The new Mr. and Mrs. James Skidmore.
It was so good to reconnect with my close friends. I love my little Shae Shae!
Wynne and Stephen came to Austin for a long awaited Matt's El Rancho reunion!
Then this happened. Full story to follow...
Bre had another birthday! These girls are my family. Africa has a special way of bringing people together who would not have met otherwise. Kathleen is my special friend from Belgium (and Ivy's favorite auntie)!
The sun set on Uganda.
And rose on South Sudan. Crazy, huh? More stories to follow on this one too. I like telling people in Austin that last week I was in South Sudan.
I wrote this in my elephant journal on May 16.
Exactly five months and nine days ago, I was sitting on this exact bench in London Heathrow airport. I had a big hiking backpack, four days worth of clothes, and a heart and stomach full of fear and thrill. Mostly thrill, but I was so afraid of being alone. How was I going to travel from the South to Gulu? What will I eat? What if I get lost? This just goes to show that 90% of our worries are not worth our time. And here I am now, with one change of clothes, peace of mind, and the Acholi people etched into my heart and mind. But in all of this, there is a new fear, will I remember?
My very identity was transformed and changed. Things I used to enjoy I don't care for anymore, because it dawned on my that many of my everyday decisions were made out of a need to be approved of, a need to blend in, or a need to prove to myself that I really am a hipster, I really do like being around people all the time, that I must have answers.

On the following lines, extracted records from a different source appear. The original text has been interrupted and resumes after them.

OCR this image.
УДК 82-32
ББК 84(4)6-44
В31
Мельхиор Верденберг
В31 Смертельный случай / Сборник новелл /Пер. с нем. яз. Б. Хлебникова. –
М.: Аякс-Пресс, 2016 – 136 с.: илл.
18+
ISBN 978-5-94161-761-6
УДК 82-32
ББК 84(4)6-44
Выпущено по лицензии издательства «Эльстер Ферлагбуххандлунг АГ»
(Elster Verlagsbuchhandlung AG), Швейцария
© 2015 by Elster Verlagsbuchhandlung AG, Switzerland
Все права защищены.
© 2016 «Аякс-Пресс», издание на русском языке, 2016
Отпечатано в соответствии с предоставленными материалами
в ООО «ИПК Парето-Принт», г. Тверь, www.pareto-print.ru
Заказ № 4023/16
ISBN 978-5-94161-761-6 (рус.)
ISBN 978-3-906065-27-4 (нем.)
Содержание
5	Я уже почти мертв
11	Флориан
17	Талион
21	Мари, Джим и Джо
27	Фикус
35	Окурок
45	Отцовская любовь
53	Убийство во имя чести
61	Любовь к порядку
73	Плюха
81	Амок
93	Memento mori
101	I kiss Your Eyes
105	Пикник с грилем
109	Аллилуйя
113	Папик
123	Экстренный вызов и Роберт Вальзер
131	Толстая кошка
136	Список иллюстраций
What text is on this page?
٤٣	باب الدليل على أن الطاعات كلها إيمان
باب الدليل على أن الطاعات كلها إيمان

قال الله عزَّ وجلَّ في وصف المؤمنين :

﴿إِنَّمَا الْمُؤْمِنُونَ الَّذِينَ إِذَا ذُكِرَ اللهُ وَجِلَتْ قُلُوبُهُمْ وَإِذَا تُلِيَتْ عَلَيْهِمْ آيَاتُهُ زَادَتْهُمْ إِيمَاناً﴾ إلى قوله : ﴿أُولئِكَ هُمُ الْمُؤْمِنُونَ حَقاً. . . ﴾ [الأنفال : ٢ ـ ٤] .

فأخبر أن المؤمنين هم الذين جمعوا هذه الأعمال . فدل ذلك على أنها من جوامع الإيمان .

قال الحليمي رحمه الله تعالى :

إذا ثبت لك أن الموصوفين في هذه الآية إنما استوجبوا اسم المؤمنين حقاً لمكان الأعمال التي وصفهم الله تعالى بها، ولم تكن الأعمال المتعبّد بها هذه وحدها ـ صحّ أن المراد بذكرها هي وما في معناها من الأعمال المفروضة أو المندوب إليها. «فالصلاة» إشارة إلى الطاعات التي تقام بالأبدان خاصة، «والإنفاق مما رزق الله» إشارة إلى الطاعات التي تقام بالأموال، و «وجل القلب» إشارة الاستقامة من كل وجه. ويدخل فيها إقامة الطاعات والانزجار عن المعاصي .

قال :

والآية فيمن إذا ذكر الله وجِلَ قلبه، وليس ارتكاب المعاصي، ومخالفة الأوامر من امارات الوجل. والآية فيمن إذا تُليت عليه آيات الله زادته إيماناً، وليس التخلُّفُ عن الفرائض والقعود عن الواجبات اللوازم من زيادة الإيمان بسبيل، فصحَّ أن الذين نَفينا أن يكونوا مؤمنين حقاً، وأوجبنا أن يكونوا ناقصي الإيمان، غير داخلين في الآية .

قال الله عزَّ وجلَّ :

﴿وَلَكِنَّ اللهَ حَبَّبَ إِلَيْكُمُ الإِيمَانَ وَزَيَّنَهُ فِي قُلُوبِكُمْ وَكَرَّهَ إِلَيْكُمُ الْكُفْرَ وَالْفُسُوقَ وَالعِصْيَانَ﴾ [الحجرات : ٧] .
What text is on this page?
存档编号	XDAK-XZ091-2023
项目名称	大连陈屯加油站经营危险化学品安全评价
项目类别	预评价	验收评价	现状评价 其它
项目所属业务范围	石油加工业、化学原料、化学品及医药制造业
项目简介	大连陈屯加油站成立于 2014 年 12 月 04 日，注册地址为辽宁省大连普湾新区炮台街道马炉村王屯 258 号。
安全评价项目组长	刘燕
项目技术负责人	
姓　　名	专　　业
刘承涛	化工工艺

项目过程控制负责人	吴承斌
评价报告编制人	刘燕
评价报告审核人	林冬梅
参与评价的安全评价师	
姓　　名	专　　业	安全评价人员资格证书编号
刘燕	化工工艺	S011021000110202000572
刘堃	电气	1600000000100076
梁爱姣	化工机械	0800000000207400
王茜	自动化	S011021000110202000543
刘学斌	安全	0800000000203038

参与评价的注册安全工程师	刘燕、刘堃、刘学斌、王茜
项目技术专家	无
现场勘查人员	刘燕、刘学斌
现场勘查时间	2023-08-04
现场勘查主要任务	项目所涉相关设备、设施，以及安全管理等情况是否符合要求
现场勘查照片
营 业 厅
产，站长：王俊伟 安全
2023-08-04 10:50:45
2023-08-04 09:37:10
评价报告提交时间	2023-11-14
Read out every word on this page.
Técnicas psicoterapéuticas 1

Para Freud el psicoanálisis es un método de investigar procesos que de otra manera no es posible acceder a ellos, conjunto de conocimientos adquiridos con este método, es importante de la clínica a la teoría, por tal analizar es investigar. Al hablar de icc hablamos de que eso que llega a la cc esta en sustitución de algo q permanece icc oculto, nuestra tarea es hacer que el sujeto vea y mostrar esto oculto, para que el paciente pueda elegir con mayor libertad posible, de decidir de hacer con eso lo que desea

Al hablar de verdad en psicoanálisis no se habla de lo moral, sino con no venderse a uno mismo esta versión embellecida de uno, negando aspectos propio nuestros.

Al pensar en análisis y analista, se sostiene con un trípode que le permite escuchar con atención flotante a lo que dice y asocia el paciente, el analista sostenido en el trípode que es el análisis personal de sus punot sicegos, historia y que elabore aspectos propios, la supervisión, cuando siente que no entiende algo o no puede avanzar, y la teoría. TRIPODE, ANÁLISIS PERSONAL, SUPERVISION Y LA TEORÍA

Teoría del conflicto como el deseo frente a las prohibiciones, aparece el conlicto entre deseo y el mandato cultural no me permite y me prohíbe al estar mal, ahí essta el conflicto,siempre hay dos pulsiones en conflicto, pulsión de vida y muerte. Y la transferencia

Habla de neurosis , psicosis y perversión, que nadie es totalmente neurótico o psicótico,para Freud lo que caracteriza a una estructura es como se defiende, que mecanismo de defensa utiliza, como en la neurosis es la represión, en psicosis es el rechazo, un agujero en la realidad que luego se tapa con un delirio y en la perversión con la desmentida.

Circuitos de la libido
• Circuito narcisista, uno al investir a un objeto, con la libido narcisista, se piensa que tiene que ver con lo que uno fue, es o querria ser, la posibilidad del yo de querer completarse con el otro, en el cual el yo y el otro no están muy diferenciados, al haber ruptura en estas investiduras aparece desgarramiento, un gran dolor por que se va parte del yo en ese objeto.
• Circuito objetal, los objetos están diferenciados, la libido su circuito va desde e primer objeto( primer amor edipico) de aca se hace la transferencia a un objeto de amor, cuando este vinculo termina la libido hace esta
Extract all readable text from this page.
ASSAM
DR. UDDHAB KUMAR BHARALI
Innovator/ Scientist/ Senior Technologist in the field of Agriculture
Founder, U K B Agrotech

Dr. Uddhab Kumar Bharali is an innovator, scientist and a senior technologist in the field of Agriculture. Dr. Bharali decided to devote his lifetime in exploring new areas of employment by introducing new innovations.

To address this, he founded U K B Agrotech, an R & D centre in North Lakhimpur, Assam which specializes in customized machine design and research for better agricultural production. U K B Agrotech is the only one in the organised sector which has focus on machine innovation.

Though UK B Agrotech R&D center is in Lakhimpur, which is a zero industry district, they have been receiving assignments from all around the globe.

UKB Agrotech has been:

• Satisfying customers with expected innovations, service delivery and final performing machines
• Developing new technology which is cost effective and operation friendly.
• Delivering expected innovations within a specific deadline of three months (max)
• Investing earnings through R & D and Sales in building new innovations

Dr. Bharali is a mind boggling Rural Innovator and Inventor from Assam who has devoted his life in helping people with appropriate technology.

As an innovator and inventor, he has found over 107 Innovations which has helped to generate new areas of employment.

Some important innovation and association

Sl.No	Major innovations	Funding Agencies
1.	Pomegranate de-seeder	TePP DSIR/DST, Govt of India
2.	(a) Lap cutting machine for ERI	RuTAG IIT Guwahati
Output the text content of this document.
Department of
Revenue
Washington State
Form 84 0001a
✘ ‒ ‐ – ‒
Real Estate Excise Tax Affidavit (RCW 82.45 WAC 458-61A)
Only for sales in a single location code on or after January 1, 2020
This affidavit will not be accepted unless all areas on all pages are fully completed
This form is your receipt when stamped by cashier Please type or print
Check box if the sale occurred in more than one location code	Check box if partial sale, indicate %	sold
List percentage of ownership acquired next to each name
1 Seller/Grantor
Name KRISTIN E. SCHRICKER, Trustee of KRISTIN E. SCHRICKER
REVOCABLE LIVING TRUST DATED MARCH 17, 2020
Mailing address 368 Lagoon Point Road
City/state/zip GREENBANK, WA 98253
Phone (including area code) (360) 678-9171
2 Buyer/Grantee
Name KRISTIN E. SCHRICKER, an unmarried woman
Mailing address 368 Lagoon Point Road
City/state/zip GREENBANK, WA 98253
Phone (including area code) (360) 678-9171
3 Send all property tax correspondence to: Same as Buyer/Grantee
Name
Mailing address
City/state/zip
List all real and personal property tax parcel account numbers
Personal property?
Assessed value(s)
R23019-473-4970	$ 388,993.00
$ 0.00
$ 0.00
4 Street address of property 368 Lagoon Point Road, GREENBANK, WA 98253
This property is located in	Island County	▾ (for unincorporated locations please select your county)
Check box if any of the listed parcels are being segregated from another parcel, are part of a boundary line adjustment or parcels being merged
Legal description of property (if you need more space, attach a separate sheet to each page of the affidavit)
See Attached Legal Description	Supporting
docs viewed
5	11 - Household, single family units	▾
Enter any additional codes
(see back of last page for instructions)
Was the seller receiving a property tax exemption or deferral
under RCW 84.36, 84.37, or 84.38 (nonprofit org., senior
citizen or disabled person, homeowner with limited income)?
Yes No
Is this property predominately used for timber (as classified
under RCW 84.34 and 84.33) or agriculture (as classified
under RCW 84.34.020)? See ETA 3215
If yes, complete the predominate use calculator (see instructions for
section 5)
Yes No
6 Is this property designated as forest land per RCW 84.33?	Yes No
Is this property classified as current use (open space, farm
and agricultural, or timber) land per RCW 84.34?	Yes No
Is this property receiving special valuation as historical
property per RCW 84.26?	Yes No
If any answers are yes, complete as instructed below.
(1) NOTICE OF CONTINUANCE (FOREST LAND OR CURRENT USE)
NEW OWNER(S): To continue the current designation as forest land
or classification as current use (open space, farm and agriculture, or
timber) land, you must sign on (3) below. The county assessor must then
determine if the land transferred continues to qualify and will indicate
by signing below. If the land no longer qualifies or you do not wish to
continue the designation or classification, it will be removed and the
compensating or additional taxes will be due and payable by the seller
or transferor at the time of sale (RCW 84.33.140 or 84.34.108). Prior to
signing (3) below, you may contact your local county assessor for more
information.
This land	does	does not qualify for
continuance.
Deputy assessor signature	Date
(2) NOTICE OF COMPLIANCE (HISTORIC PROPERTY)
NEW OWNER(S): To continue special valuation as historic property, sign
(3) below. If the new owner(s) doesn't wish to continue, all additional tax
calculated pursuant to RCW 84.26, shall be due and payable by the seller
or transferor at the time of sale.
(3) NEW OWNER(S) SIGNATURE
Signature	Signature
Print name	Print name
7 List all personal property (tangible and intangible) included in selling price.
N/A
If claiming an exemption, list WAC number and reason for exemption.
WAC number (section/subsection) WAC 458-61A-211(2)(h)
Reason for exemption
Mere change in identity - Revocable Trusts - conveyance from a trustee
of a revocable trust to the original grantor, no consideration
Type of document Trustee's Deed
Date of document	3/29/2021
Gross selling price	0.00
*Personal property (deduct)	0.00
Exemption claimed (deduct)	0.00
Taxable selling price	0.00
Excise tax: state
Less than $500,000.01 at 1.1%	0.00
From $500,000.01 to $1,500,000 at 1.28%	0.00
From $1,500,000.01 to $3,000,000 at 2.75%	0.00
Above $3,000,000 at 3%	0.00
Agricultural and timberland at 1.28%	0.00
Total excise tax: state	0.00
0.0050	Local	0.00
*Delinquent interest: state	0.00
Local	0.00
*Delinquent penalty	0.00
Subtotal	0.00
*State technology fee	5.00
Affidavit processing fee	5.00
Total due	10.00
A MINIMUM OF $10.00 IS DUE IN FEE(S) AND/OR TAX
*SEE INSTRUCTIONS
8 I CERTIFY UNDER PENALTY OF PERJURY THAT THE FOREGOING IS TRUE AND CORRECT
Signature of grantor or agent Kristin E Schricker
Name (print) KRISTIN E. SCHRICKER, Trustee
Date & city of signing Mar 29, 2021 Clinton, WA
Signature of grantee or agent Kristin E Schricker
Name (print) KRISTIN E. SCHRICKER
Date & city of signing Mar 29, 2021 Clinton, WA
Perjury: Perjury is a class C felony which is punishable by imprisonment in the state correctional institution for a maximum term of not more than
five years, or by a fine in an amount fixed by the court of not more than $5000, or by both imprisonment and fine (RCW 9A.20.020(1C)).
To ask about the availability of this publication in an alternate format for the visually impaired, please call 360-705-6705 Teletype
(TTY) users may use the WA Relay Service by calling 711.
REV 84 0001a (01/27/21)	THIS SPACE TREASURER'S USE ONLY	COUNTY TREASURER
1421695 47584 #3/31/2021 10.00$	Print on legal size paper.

Now I am not afraid to admit that I actually really hate black coffee.
I want it with hazelnut Coffee Mate, sugar, and cinnamon.
I like being alone.
I love tattoos and people who drink whiskey.
I want to speak Swahili really well.
I like to kiss people when I greet them.
I wink a lot.
It's ok to laugh.
Sharing stories can, in fact, be a job.
Money is never the driving force behind anything good.
I don't have to finish a journal if I don't want to.
I am free to love.
I am always free.
Thank you Lord Jesus for life, for being our peace, our home, our joy, our sole provider of good things.
For with much wisdom comes much sorrow; the more knowledge, the more grief.
Ecclesiastes 1:18
Chloe




1 comment:
i stinking love you to death. love WHO you are.